The Motor Vehicles (Amendment) Act, 2019
- The Motor Vehicles (Amendment) Act, of 2019 amended the Motor Vehicles Act of 1988.
- The Motor Vehicles Act, of 1988 regulates the licensing and registration of motor vehicles and drivers.
- The main objectives of the amendment act are to address several issues such as;
- Road Safety.
- Third-party insurance.
- Regulation of taxi aggregators.
- Recall unsafe vehicles.
- Compensation for victims in case of road accidents.
- The Union government has initiated a scheme for cashless treatment of road accident victims during golden hour.
- Golden hour is the period of up to one hour following an accident, during which the likelihood of preventing death through prompt medical care is the highest.
- The act increased the minimum compensation for hit and run cases as;
- In case of death, from Rs 25,000 to two lakh rupees.
- In case of serious injury, from Rs 12,500 to Rs 50,000.
- The Union government has created a Motor Vehicle Accident Fund, to provide compulsory insurance cover to all road users in India. The fund will be utilised for:
- Treatment of persons injured in road accidents during the golden hour.
- Compensate the family of a person who died in an accident.
- Compensate the person injured in a hit-and-run accident.
- The act defines a good samaritan as a person who provides emergency medical or non-medical assistance to a victim at the accident site. The assistance must be;
- In good faith.
- Without the expectation of any reward.
- Good samaritan will not be responsible for any civil or criminal action for any injury to or death of an accident victim caused due to their negligence in assisting the victim.
- The Union government can order for recall of motor vehicles if a defect in the vehicle may cause damage to the environment, the driver, or other road users.
- Developing a National Transportation Policy, in consultation with state governments. The Policy will:
- Establish a planning framework for road transport.
- Develop a framework for the grant of permits.

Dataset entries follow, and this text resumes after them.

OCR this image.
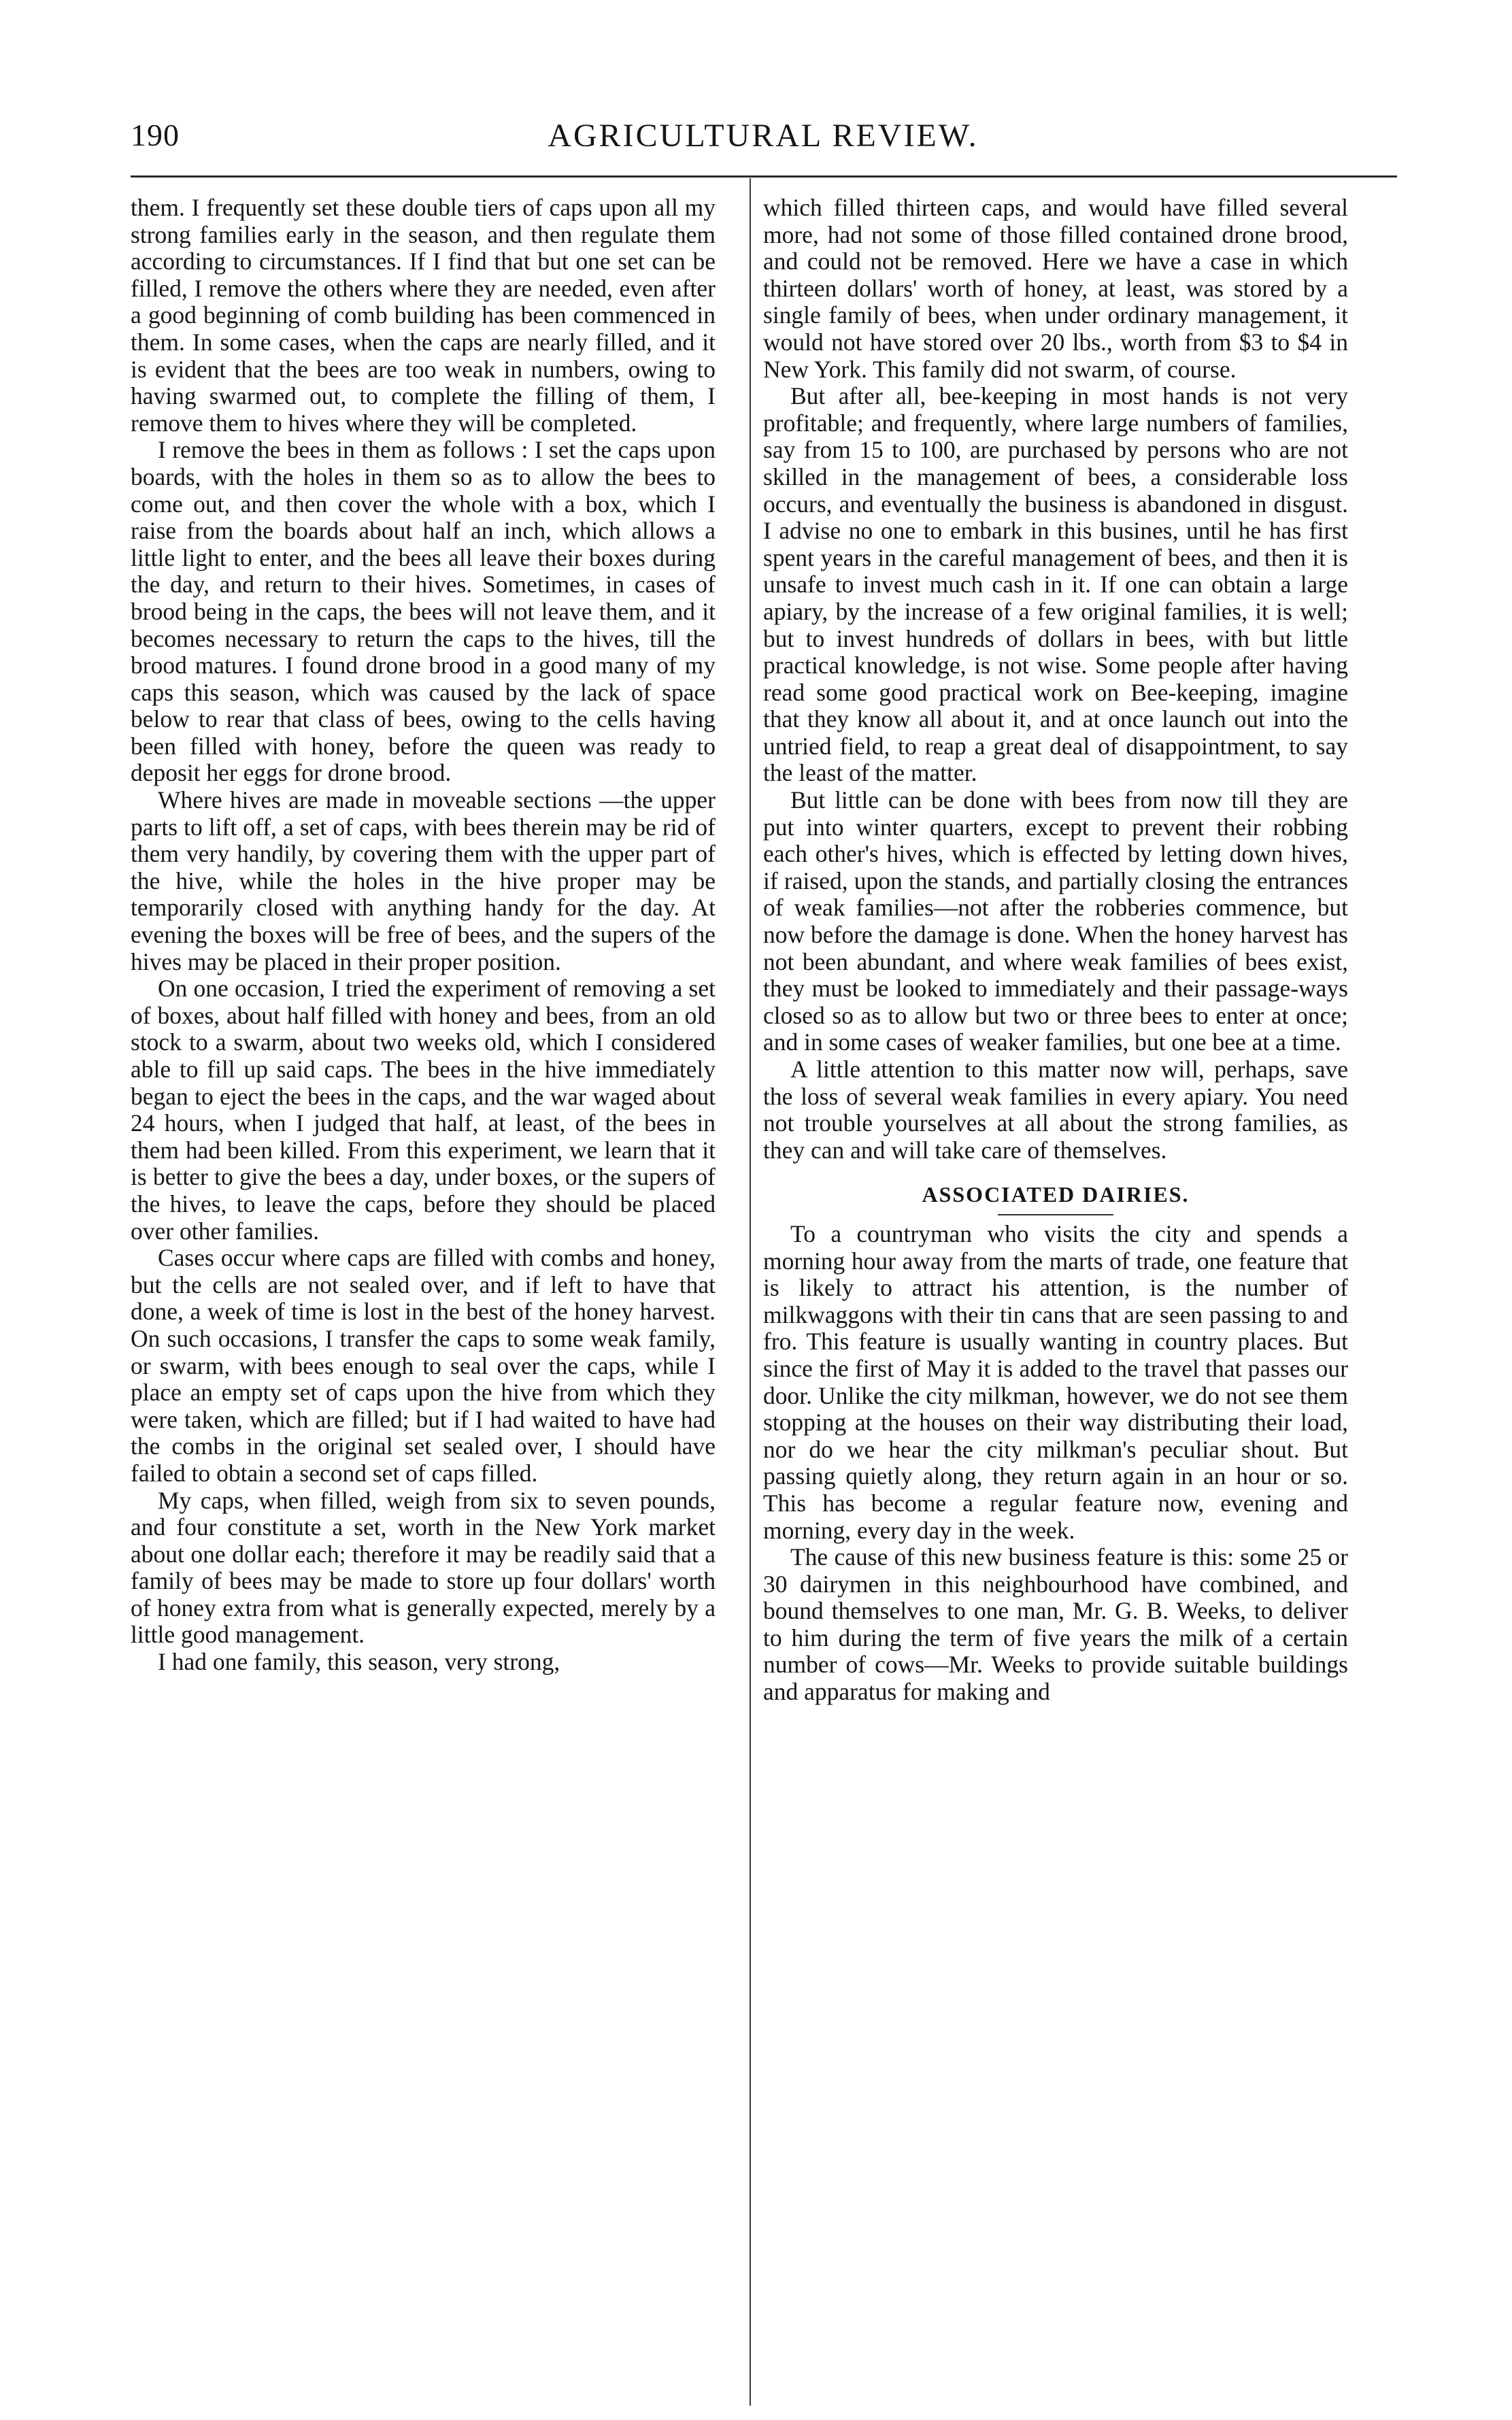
190	AGRICULTURAL REVIEW.

them. I frequently set these double tiers of caps upon all my strong families early in the season, and then regulate them according to circumstances. If I find that but one set can be filled, I remove the others where they are needed, even after a good beginning of comb building has been commenced in them. In some cases, when the caps are nearly filled, and it is evident that the bees are too weak in numbers, owing to having swarmed out, to complete the filling of them, I remove them to hives where they will be completed.

I remove the bees in them as follows : I set the caps upon boards, with the holes in them so as to allow the bees to come out, and then cover the whole with a box, which I raise from the boards about half an inch, which allows a little light to enter, and the bees all leave their boxes during the day, and return to their hives. Sometimes, in cases of brood being in the caps, the bees will not leave them, and it becomes necessary to return the caps to the hives, till the brood matures. I found drone brood in a good many of my caps this season, which was caused by the lack of space below to rear that class of bees, owing to the cells having been filled with honey, before the queen was ready to deposit her eggs for drone brood.

Where hives are made in moveable sections —the upper parts to lift off, a set of caps, with bees therein may be rid of them very handily, by covering them with the upper part of the hive, while the holes in the hive proper may be temporarily closed with anything handy for the day. At evening the boxes will be free of bees, and the supers of the hives may be placed in their proper position.

On one occasion, I tried the experiment of removing a set of boxes, about half filled with honey and bees, from an old stock to a swarm, about two weeks old, which I considered able to fill up said caps. The bees in the hive immediately began to eject the bees in the caps, and the war waged about 24 hours, when I judged that half, at least, of the bees in them had been killed. From this experiment, we learn that it is better to give the bees a day, under boxes, or the supers of the hives, to leave the caps, before they should be placed over other families.

Cases occur where caps are filled with combs and honey, but the cells are not sealed over, and if left to have that done, a week of time is lost in the best of the honey harvest. On such occasions, I transfer the caps to some weak family, or swarm, with bees enough to seal over the caps, while I place an empty set of caps upon the hive from which they were taken, which are filled; but if I had waited to have had the combs in the original set sealed over, I should have failed to obtain a second set of caps filled.

My caps, when filled, weigh from six to seven pounds, and four constitute a set, worth in the New York market about one dollar each; therefore it may be readily said that a family of bees may be made to store up four dollars' worth of honey extra from what is generally expected, merely by a little good management.

I had one family, this season, very strong,

which filled thirteen caps, and would have filled several more, had not some of those filled contained drone brood, and could not be removed. Here we have a case in which thirteen dollars' worth of honey, at least, was stored by a single family of bees, when under ordinary management, it would not have stored over 20 lbs., worth from $3 to $4 in New York. This family did not swarm, of course.

But after all, bee-keeping in most hands is not very profitable; and frequently, where large numbers of families, say from 15 to 100, are purchased by persons who are not skilled in the management of bees, a considerable loss occurs, and eventually the business is abandoned in disgust. I advise no one to embark in this busines, until he has first spent years in the careful management of bees, and then it is unsafe to invest much cash in it. If one can obtain a large apiary, by the increase of a few original families, it is well; but to invest hundreds of dollars in bees, with but little practical knowledge, is not wise. Some people after having read some good practical work on Bee-keeping, imagine that they know all about it, and at once launch out into the untried field, to reap a great deal of disappointment, to say the least of the matter.

But little can be done with bees from now till they are put into winter quarters, except to prevent their robbing each other's hives, which is effected by letting down hives, if raised, upon the stands, and partially closing the entrances of weak families—not after the robberies commence, but now before the damage is done. When the honey harvest has not been abundant, and where weak families of bees exist, they must be looked to immediately and their passage-ways closed so as to allow but two or three bees to enter at once; and in some cases of weaker families, but one bee at a time.

A little attention to this matter now will, perhaps, save the loss of several weak families in every apiary. You need not trouble yourselves at all about the strong families, as they can and will take care of themselves.

ASSOCIATED DAIRIES.

To a countryman who visits the city and spends a morning hour away from the marts of trade, one feature that is likely to attract his attention, is the number of milkwaggons with their tin cans that are seen passing to and fro. This feature is usually wanting in country places. But since the first of May it is added to the travel that passes our door. Unlike the city milkman, however, we do not see them stopping at the houses on their way distributing their load, nor do we hear the city milkman's peculiar shout. But passing quietly along, they return again in an hour or so. This has become a regular feature now, evening and morning, every day in the week.

The cause of this new business feature is this: some 25 or 30 dairymen in this neighbourhood have combined, and bound themselves to one man, Mr. G. B. Weeks, to deliver to him during the term of five years the milk of a certain number of cows—Mr. Weeks to provide suitable buildings and apparatus for making and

- The act provides for a National Road Safety Board, to be created by the central government through a notification. It will advise the central and state governments on all aspects of road safety and traffic management including:
- Standards of motor vehicles.
- Registration and licensing of vehicles.
- Standards for road safety.
- Promotion of new vehicle technology.
- It increased penalties for several offences under the Act.
- The maximum penalty for driving after consuming alcohol or drugs has been increased from Rs 2,000 to Rs 10,000.
- If a vehicle manufacturer fails to comply with motor vehicle standards, the penalty will be up to Rs 100 crore, imprisonment of up to one year, or both.
- With growing urbanisation and rising incomes, the number of motor vehicles in India has been increasing steadily.
- The increased number of vehicles on roads, along with the lack of a coordinated policy has increased the number of road accidents.
- Compliance with seat belts in the rear seat is poor in India. For most people, wearing seat belts is mandatory only for the front seat.
- Sometimes people prefer to sit in the back just to avoid wearing a seat belt.
- Two-wheelers drivers usually don’t wear helmets or wear cricket helmets that offer very little protection in an accident.
- Existence of a large number of agencies at the centre and state with little coordination among them.
- Poor enforcement of traffic laws.
- Policy interventions, technological upgrades, and awareness campaigns can improve road safety and reduce road accidents or death due to the accidents.
- We need to create an institutional framework to bring about systemic changes, instead of routine police drives against people who drive without seat belts or helmets.
- Instead of looking at the examples of the US and Sweden to develop an Indian road safety policy, it would be better to look at Brazil or China since they would be of greater relevance.
- Any measure for improving road safety and traffic management would not be successful unless the menace of corruption is taken care of.